To determine the accuracy of each index, we conducted an error matrix analysis on the four different classified maps created by the band combinations. First, we generated 150 random points across our study area and identified the ground truth at each one. Then we overlaid each of the classified band images on this map of ground truths to examine which combinations accurately identified water. In a binary assessment, the classification either identified water correctly or it did not identify water where it should have. This error matrix was replicated three times, for a total of 600 randomly generated points across the study area. Ultimately, it was concluded that the NDWI calculation, with an overall accuracy of 95 percent, was the most accurate classification at detecting water in the satellite imagery.

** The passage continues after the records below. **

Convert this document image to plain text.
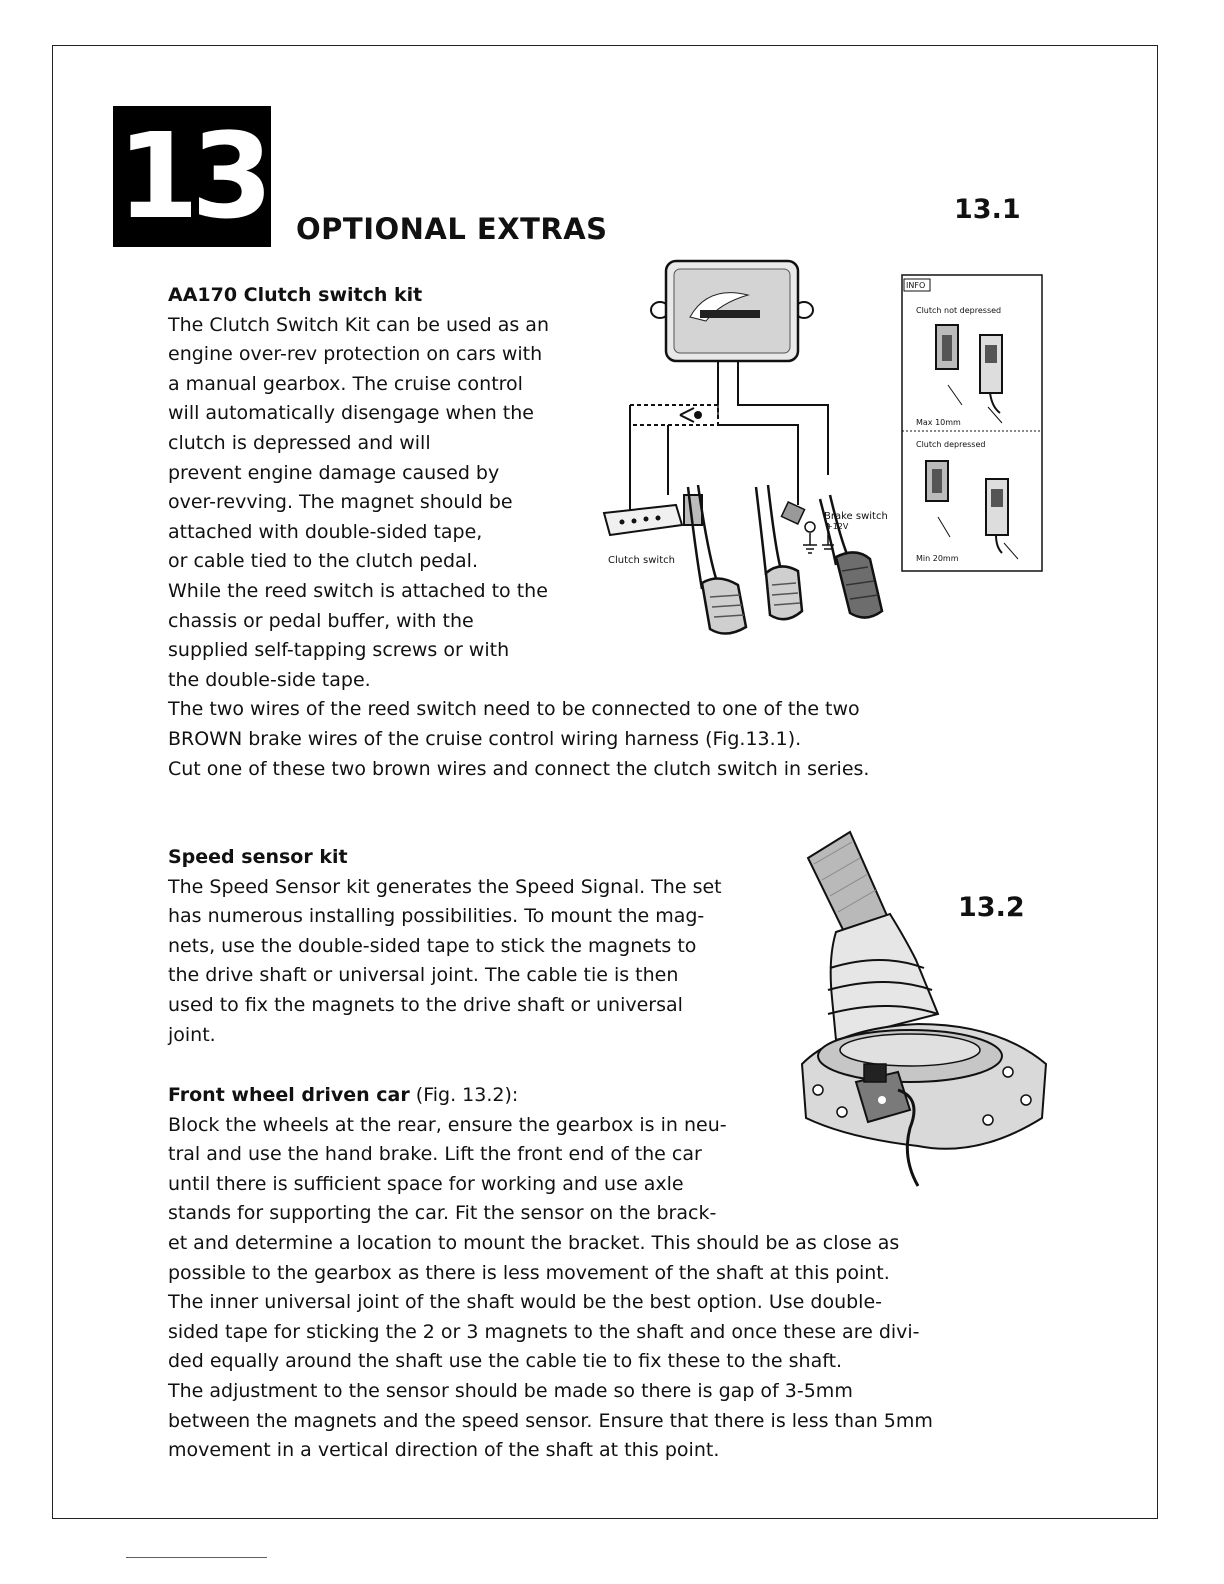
13 OPTIONAL EXTRAS
13.1
13.2
AA170 Clutch switch kit
The Clutch Switch Kit can be used as an
engine over-rev protection on cars with
a manual gearbox. The cruise control
will automatically disengage when the
clutch is depressed and will
prevent engine damage caused by
over-revving. The magnet should be
attached with double-sided tape,
or cable tied to the clutch pedal.
While the reed switch is attached to the
chassis or pedal buffer, with the
supplied self-tapping screws or with
the double-side tape.
The two wires of the reed switch need to be connected to one of the two
BROWN brake wires of the cruise control wiring harness (Fig.13.1).
Cut one of these two brown wires and connect the clutch switch in series.
Speed sensor kit
The Speed Sensor kit generates the Speed Signal. The set
has numerous installing possibilities. To mount the mag-
nets, use the double-sided tape to stick the magnets to
the drive shaft or universal joint. The cable tie is then
used to fix the magnets to the drive shaft or universal
joint.
Front wheel driven car (Fig. 13.2):
Block the wheels at the rear, ensure the gearbox is in neu-
tral and use the hand brake. Lift the front end of the car
until there is sufficient space for working and use axle
stands for supporting the car. Fit the sensor on the brack-
et and determine a location to mount the bracket. This should be as close as
possible to the gearbox as there is less movement of the shaft at this point.
The inner universal joint of the shaft would be the best option. Use double-
sided tape for sticking the 2 or 3 magnets to the shaft and once these are divi-
ded equally around the shaft use the cable tie to fix these to the shaft.
The adjustment to the sensor should be made so there is gap of 3-5mm
between the magnets and the speed sensor. Ensure that there is less than 5mm
movement in a vertical direction of the shaft at this point.
Clutch switch
Brake switch
+12V
INFO
Clutch not depressed
Max 10mm
Clutch depressed
Min 20mm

The next challenge was to move from the map of total water to a map of only flood-induced water, meaning we needed to mask the water that was expected to be there, such as a river or lake at normal height. To accomplish this, we used the NASA Global Land Cover Facility and the University of Maryland’s Global Water Mask product derived from the NASA Terra – MODIS satellite instrument. This product is a 250 m resolution raster dataset that maps prevailing water features across the United States by taking daily images of the surface. We subtracted the MODIS water mask from our maximum likelihood classification, which created a map that only depicted areas of water where it was not expected to be. The areas where water was not expected to be were concluded to be flood-induced water and were depicted in a map that we called a Flood Extent Map.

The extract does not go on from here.